Crypto Bridge Nomad drained of nearly $200m in security exploit

Nomad, a bridge protocol for transferring crypto tokens across different blockchains, lost close to $200m in a security exploit on August 1, according to security firm PeckShield.

The software system was drained of funds over hours and in small batches by various accounts, blockchain data shows.

“An investigation is ongoing and leading firms for blockchain intelligence and forensics have been retained,” the company said in a statement. “Nomad’s goal is to identify the accounts involved and to trace and recover the funds.”

The attack makes Nomad the latest bridge to suffer an exploit this year.

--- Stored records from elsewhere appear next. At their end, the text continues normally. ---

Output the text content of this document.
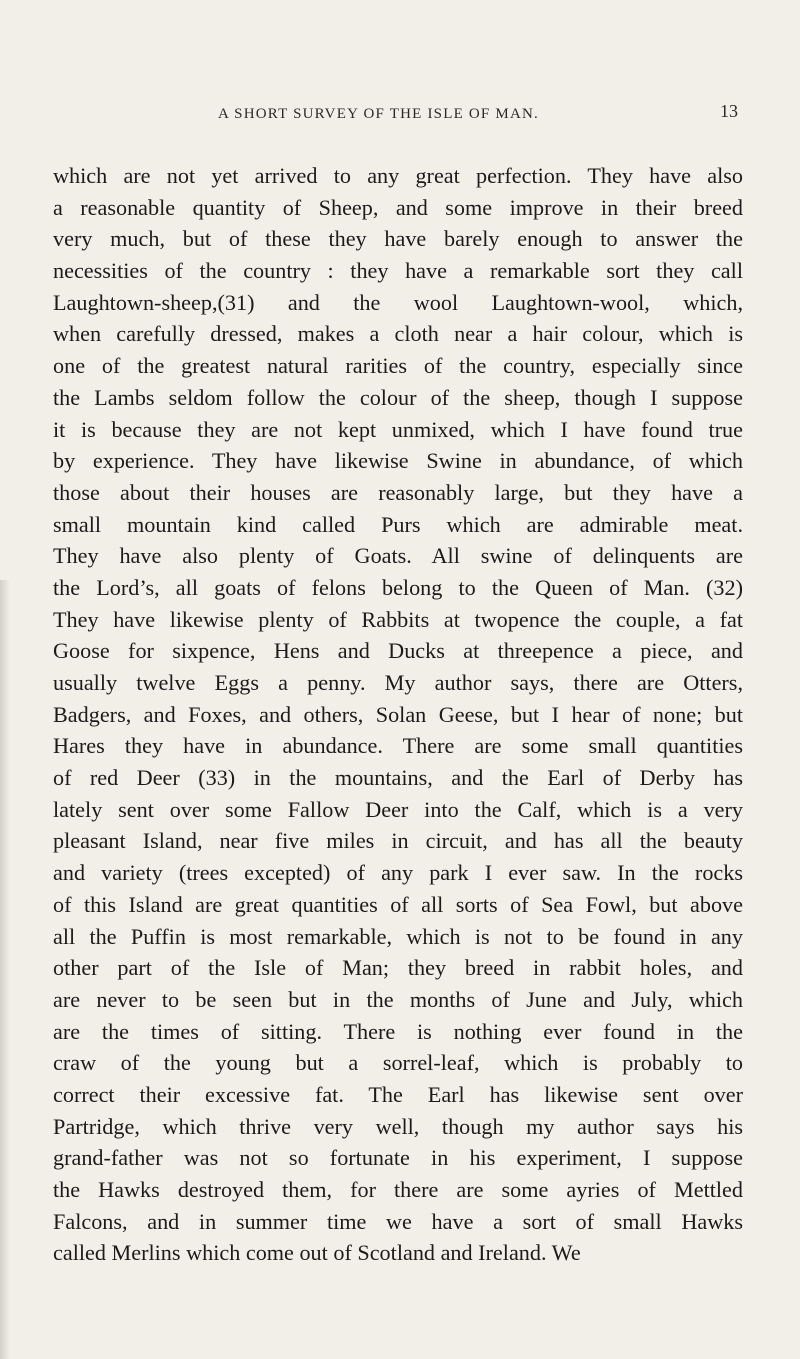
A SHORT SURVEY OF THE ISLE OF MAN.	13
which are not yet arrived to any great perfection. They have also
a reasonable quantity of Sheep, and some improve in their breed
very much, but of these they have barely enough to answer the
necessities of the country : they have a remarkable sort they call
Laughtown-sheep,(31) and the wool Laughtown-wool, which,
when carefully dressed, makes a cloth near a hair colour, which is
one of the greatest natural rarities of the country, especially since
the Lambs seldom follow the colour of the sheep, though I suppose
it is because they are not kept unmixed, which I have found true
by experience. They have likewise Swine in abundance, of which
those about their houses are reasonably large, but they have a
small mountain kind called Purs which are admirable meat.
They have also plenty of Goats. All swine of delinquents are
the Lord’s, all goats of felons belong to the Queen of Man. (32)
They have likewise plenty of Rabbits at twopence the couple, a fat
Goose for sixpence, Hens and Ducks at threepence a piece, and
usually twelve Eggs a penny. My author says, there are Otters,
Badgers, and Foxes, and others, Solan Geese, but I hear of none; but
Hares they have in abundance. There are some small quantities
of red Deer (33) in the mountains, and the Earl of Derby has
lately sent over some Fallow Deer into the Calf, which is a very
pleasant Island, near five miles in circuit, and has all the beauty
and variety (trees excepted) of any park I ever saw. In the rocks
of this Island are great quantities of all sorts of Sea Fowl, but above
all the Puffin is most remarkable, which is not to be found in any
other part of the Isle of Man; they breed in rabbit holes, and
are never to be seen but in the months of June and July, which
are the times of sitting. There is nothing ever found in the
craw of the young but a sorrel-leaf, which is probably to
correct their excessive fat. The Earl has likewise sent over
Partridge, which thrive very well, though my author says his
grand-father was not so fortunate in his experiment, I suppose
the Hawks destroyed them, for there are some ayries of Mettled
Falcons, and in summer time we have a sort of small Hawks
called Merlins which come out of Scotland and Ireland. We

Bridges are software that enable different types of blockchains and their respective tokens to interoperate, rather than work in silos.

They have become frequent victims of hacks in recent years, with more than $1bn stolen from bridges in 2022, according to a June report by forensics firm Elliptic.

Axie Infinity’s Ronin bridge lost about $600m in March and Harmony’s Horizon was drained of $100m in June.

The hack comes days after Nomad announced the full list of investors in its $22m seed round, which was led by Polychain Capital, with participation from backers including Ethereal Ventures, Hack VC, Coinbase Ventures and Crypto.com Capital.

Nomad, which describes itself as a “security-first” cross-chain messaging protocol, had a vulnerability in its code that allowed attackers to broadcast fake messages and drain funds, PeckShield said.

One of the exploiters on Nomad was also involved in the $80m hack from Rari Capital’s Fuse platform from April, according to PeckShield.